E allora, cosa si trova sulla strada, nel viaggio? Quel che crediamo di trovare è la libertà, l’incognito, la leggerezza, la novità. E queste cose, in effetti, le troviamo. Con loro, però, troviamo anche i problemi i quali, come un veleno letale, si infiltrano fino a divorare tutto. Che sia Bologna, città in cui vive Daniel, o Roma, luogo di Vanni; che sia la costa ligure, oppure quella francese; che sia Barcellona, o una spiaggia andalusa in cui tutto sembra funzionare alla perfezione, nulla cambia. Il luogo in cui fuggiamo è trasparente ai problemi che ci portiamo appresso.

Mentre Vanni è alla ricerca di se stesso e di uno scopo nella vita, Daniel incarna il nichilismo più totale. Per Vanni è fondamentale trovare una comunità, degli amici, un luogo in cui sedersi ma che sia lontano da tutto. Per Daniel, invece, il viaggio è la meta. Ecco dunque che Gatti ci mostra l’orrore dietro la bellezza: l’insoddisfazione, l’inquietudine, l’irrequietezza che ristagna dentro molti di noi. Siamo tutti volti al disastro, sembra dirci, perché il disastro siamo noi. Nessun posto, nessun amore, nessuna persona è in grado di darci ciò che cerchiamo perché ciò che cerchiamo non è di questa terra. Il viaggio affascinante di Vanni e Daniel, le scorribande notturne, le esibizioni canore per racimolare qualche spicciolo, il sesso, tutto questo è solo un momento di calma che serve a rimandare l’incontro con l’orrore, incontro che tuttavia avviene comunque, prima o poi.

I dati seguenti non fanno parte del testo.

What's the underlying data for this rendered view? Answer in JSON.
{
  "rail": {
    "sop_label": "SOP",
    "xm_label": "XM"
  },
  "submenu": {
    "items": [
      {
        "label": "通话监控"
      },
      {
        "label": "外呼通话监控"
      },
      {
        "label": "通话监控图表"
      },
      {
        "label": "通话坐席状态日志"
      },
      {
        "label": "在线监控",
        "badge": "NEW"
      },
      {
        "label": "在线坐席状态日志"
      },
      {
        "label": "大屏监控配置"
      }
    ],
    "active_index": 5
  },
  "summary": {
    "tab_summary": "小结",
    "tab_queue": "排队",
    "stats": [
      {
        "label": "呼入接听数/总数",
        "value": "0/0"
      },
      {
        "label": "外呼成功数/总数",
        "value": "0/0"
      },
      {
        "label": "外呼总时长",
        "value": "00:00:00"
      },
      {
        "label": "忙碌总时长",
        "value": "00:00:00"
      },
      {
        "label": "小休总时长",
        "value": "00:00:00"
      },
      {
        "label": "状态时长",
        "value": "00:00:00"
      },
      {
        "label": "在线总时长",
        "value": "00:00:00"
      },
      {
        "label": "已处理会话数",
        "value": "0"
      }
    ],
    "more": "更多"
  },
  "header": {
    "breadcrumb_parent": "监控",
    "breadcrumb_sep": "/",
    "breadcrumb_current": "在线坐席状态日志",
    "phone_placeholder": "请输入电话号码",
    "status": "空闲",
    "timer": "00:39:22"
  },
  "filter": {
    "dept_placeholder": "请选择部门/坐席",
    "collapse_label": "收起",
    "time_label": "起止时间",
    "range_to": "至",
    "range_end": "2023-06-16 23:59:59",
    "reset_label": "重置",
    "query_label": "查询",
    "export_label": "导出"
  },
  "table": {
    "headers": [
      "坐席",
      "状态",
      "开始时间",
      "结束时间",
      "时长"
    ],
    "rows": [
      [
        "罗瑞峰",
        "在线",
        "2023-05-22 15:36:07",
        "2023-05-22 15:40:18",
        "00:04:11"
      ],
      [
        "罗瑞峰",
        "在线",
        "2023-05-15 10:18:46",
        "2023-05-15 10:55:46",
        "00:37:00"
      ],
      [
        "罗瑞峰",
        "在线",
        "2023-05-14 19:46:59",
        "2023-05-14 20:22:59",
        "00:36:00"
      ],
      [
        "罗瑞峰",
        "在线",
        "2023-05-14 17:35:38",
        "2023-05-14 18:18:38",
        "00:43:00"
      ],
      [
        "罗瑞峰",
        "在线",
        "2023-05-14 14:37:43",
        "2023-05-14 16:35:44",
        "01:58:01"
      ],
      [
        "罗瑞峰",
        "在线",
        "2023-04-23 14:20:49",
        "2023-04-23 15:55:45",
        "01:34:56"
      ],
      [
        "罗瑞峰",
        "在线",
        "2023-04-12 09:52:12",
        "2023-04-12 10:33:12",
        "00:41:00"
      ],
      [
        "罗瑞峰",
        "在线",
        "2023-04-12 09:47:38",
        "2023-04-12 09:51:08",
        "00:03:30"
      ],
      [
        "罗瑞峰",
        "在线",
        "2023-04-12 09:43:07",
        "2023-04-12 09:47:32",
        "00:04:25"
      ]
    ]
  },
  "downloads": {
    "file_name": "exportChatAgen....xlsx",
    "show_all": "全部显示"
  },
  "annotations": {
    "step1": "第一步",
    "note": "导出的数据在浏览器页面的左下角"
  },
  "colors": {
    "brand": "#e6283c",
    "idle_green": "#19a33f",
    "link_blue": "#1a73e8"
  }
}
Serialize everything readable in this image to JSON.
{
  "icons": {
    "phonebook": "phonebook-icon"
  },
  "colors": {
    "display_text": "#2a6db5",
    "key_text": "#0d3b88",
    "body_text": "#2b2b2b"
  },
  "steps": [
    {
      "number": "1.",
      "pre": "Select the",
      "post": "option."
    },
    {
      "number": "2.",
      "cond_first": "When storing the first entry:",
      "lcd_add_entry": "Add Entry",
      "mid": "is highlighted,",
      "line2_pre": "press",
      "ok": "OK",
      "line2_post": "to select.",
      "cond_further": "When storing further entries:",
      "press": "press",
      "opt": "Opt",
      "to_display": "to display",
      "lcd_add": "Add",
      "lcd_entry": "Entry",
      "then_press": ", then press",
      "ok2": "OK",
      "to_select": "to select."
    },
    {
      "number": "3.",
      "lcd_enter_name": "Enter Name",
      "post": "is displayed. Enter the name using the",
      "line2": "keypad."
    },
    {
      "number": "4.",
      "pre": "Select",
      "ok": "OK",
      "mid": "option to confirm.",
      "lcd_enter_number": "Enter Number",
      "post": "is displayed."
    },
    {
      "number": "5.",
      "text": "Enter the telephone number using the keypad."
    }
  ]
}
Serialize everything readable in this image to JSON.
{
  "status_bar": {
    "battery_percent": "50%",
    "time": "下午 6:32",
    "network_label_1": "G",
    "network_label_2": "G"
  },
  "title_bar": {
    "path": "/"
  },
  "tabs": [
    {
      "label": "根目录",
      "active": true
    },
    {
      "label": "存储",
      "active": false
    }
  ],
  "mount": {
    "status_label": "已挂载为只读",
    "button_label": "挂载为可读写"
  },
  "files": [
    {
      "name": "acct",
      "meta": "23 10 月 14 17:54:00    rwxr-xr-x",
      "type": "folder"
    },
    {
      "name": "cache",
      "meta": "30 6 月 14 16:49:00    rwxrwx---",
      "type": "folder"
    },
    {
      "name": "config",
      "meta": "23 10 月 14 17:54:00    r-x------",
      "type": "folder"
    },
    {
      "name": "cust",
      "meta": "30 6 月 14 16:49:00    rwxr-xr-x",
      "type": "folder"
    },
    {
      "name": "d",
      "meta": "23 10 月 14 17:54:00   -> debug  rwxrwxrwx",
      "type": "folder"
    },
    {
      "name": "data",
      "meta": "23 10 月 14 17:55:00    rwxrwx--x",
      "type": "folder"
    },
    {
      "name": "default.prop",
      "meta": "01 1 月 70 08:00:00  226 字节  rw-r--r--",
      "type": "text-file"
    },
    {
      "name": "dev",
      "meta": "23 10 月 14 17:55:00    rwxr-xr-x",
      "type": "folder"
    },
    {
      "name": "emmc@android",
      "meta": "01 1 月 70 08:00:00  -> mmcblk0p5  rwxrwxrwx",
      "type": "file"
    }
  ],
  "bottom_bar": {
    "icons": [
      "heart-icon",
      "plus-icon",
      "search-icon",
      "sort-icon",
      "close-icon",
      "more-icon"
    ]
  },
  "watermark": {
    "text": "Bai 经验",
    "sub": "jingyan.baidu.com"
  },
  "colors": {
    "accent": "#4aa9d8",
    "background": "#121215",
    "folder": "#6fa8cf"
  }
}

Gatti scrive un libro di rara intensità e lo fa con una scrittura molto matura in cui pochissimi sono i momenti di sbavatura. Nel finale si perde appena a livello di narrazione, ma fortunatamente viene recuperato attraverso una poetica in grado di emozionare. Perdersi è dolce nelle sue pagine e, personalmente, spero di farlo ancora.